I believe that fear only holds me back. Not fear of boogymen in the closet or anything silly like that; but fear of rejection or humiliation.
This fear is bigger than I ever imagined it could be after I sat down and thought about how it affected me. Coming into high school was a very scary time. New classes, school, teachers, people, and more. Going into high school, I was a soccer fanatic. I loved playing. The smell of the grass would help me let go of what was going on in my life; while running and striving to win was an exhilarating feeling. Not to mention, I was pretty good at it too. At that time I told myself that if I played soccer I wouldn’t have time for school and I thought that that was more important. So I never tried out for the team. This year I thought I’d be in worse shape than everyone else who played last year so they’d surely beat me out for the team. My fear of being rejected kept me from trying out for something that made me happy, full and content. Making that realization caused me to want to try out next year, even though I’ve already missed two years. No dim excuses this time about not being fit enough. Working out is simple once you start, the real problem is being confident enough.

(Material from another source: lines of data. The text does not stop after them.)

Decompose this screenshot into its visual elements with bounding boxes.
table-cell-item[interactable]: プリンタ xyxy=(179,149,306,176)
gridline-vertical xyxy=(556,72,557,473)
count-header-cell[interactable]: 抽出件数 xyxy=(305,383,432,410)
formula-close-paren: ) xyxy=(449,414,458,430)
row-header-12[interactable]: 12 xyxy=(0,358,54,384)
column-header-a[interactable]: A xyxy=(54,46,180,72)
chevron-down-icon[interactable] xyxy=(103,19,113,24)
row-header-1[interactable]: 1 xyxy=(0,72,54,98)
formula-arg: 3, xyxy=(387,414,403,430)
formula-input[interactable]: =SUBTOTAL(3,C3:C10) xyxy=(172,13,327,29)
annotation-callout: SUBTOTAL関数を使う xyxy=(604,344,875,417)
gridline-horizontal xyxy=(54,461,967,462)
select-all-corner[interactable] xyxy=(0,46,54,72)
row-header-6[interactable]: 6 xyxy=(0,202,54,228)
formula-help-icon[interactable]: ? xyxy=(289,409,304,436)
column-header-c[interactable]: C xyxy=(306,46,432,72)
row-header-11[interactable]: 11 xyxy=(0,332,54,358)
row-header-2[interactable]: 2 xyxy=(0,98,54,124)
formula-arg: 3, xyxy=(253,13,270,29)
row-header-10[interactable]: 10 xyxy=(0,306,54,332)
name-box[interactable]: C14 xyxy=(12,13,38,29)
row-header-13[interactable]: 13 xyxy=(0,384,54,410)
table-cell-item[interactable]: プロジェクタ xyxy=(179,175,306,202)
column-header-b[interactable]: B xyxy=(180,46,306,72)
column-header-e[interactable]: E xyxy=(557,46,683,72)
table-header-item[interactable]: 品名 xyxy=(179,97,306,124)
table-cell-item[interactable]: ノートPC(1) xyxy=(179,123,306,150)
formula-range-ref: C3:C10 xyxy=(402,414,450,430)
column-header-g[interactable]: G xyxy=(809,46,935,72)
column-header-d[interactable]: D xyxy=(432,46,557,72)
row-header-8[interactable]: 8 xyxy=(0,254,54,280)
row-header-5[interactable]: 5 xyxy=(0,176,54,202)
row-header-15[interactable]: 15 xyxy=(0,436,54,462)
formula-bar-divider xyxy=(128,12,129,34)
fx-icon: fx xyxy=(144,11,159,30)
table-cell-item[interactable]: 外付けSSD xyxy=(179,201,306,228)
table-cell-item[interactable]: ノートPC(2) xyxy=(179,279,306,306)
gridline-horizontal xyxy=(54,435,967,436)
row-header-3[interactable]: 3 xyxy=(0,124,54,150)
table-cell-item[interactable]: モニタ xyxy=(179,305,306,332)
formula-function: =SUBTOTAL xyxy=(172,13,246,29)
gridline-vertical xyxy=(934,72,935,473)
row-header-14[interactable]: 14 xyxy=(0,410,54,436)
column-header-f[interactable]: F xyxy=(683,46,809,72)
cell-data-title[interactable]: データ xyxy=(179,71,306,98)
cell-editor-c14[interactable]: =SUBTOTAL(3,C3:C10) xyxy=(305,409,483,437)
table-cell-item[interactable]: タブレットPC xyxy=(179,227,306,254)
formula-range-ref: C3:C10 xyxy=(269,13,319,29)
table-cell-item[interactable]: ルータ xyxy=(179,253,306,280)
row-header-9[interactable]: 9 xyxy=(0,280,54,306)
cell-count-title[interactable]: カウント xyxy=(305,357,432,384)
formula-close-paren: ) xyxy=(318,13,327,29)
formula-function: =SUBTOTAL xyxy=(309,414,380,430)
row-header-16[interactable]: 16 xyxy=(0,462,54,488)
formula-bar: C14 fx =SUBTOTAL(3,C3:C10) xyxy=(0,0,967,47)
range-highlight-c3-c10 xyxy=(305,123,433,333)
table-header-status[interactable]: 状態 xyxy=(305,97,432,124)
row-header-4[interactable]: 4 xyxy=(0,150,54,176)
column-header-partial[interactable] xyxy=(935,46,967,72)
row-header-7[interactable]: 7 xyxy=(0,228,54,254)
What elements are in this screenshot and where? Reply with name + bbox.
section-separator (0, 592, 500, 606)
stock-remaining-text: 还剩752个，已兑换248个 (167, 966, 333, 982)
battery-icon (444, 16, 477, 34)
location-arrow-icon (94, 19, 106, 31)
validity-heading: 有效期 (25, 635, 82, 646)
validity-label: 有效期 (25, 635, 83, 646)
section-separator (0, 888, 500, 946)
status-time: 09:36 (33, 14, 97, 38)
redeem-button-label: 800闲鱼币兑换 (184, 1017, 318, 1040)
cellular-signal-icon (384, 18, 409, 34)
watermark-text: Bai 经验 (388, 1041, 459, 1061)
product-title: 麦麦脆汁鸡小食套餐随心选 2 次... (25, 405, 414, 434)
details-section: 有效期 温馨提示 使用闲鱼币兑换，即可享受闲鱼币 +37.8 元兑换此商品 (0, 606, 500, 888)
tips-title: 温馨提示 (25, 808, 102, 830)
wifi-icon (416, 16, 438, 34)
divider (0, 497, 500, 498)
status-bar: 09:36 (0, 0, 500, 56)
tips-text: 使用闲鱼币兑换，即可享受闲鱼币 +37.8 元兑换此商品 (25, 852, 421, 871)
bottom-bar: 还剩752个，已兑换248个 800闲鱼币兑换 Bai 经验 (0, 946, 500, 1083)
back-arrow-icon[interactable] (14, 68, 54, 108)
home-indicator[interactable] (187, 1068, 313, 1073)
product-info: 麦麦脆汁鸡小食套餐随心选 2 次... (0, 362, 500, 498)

Everyday there’s that fear in the back of my head, whether I realize it or not. Simple things like asking a question in class. This fear is interrupting my life. Living blissfully is not something I can just say I want to do, it takes time. But working for that goal is important to me.
“There is nothing to fear but fear itself” –Franklin Roosevelt. Franklin was obviously in his right mind when he said this. What is there to fear? People making fun of me? Who cares about that! Most likely no one would even care; they have lives of their own. That’s why fear is the only thing to fear. The only thing that I should be caring about is if I’m happy. Fear is only in my mind, and fear is an appalling and unpleasant thing.
Believing in fear is a fearful dilemma.